Tilbecker Einrichtung „in-takt“
Den Alltag meistern und erleben

Havixbeck -

Bereits das vierte Programmheft ist für die Tilbecker Einrichtung „in-Takt“ jetzt erschienen. Zum Team gehören acht Mitarbeiter, die sich um die Belange von Menschen mit Behinderung und deren Angehörigen kümmern.

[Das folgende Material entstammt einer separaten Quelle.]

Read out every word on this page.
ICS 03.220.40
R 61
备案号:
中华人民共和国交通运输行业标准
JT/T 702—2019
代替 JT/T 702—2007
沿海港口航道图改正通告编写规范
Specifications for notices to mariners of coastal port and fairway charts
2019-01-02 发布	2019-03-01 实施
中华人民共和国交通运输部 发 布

Donnerstag, 12.09.2013, 19:09 Uhr

Bereits das vierte Programmheft ist für die Tilbecker Einrichtung „in-Takt“ jetzt erschienen. Zum Team gehören acht Mitarbeiter, die sich um die Belange von Menschen mit Behinderung und deren Angehörigen kümmern. „Wir unterstützen die Familien in der Region bei Fragen rund um das tägliche Leben wie auch bei der Freizeitgestaltung“, so Sigrid Taubenheim , Leiterin von „in-takt“. Bei der neuesten Auflage des Programms seien die Organisatoren so vorgegangen, dass auch Behinderte selber sich zurechtfinden können. „Demnächst wollen wir noch Piktogramme einsetzen, um es leichter zu machen“, so Sigrid Taubenheim.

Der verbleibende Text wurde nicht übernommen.